Never mind that we have a system like this in place (called “short fiction magazines”) that’s already foundering. Never mind that a large portion of the slushpile consists of paranoid egomaniacs who would sue/stalk anybody who ever posts a remotely similar story to theirs. Never mind .. oh, just make up your own reason why you wouldn’t want to participate.

These sites fail not because they “haven’t been tried by a major publisher or agent before”, but because there’s no incentive for ordinary readers to engage in this process. Why would they? Who wants to read unedited, unfiltered garbage? Who could possibly care enough about what gets published …

Un-fscking-published writers, that’s who. This solution only sounds attractive if you’re part of the problem.

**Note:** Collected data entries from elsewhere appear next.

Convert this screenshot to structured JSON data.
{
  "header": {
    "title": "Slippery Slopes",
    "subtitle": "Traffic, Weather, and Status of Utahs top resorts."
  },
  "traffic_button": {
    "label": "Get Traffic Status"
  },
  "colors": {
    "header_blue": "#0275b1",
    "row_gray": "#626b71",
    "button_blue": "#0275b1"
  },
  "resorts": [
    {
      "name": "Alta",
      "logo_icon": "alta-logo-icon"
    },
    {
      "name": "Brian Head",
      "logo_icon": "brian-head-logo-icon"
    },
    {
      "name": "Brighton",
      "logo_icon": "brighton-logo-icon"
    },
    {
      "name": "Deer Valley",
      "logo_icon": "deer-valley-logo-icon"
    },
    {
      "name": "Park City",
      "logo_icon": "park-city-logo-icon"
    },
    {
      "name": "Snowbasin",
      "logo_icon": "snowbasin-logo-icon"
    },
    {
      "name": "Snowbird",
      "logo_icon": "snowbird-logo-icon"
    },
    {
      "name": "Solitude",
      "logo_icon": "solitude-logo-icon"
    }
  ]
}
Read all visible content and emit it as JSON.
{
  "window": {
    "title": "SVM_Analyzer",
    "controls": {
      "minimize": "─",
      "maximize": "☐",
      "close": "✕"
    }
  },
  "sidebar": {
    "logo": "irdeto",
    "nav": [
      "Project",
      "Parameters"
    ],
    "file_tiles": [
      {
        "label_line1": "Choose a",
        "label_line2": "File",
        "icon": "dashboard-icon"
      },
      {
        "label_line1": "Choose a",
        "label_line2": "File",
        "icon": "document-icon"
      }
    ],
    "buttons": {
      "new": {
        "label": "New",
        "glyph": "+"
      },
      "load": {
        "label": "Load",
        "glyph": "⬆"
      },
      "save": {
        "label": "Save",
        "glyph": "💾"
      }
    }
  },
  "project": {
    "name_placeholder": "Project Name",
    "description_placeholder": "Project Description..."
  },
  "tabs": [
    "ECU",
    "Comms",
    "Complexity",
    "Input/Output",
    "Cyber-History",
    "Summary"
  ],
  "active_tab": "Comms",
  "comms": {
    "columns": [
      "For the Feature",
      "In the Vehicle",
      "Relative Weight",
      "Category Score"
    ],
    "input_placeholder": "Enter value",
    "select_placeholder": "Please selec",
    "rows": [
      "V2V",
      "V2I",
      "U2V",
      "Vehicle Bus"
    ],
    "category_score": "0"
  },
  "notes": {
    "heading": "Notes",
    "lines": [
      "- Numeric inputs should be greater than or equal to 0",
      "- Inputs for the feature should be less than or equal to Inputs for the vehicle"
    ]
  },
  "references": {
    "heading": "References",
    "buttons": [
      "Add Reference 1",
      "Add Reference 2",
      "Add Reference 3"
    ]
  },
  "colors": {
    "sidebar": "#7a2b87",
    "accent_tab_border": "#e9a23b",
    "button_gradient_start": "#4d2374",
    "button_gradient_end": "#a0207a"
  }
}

Please, please, stop bitching about what you think is wrong with publishing. The problems are not going to get solved by a few shitty writers blogging about how it could all be fixed with the magic of programming.

You have three choices:

  • Take the money you’re wasting on POD and invest in some servers. Buy a book on Web 2.0 programming, and write the website that’s going to fix everything. Programming is easier than writing fiction, believe me. Instant feedback. If it works, you can go IPO and get pornstars to light your cigars with C-notes for the rest of your life.
  • Write a better book. One that passes all the grammar checks in Word.
  • Just shut the fcsk up already.

UPDATE: I have to entertain the small possibility that I’ve been had, by an apprentice of what an Australian comedian once called “non-laughist humour”. Surely, the author of the original post cannot truly believe in his argument, and that it was just “linkbait”, as the author claimed in a gutless, abusive email.

See, the whole notion of a Web 2.0 solution hinges on the (unrewarded) efforts of ordinary web users, giving of their time to read and make comment on the thousands of slushdwellers, towards the “betterment of publishing”. Yet the author doesn’t even allow commenting on their own blog, because they’re afraid of what they refer to as “retard farming“.

Is there anything of substance left in their post to defend?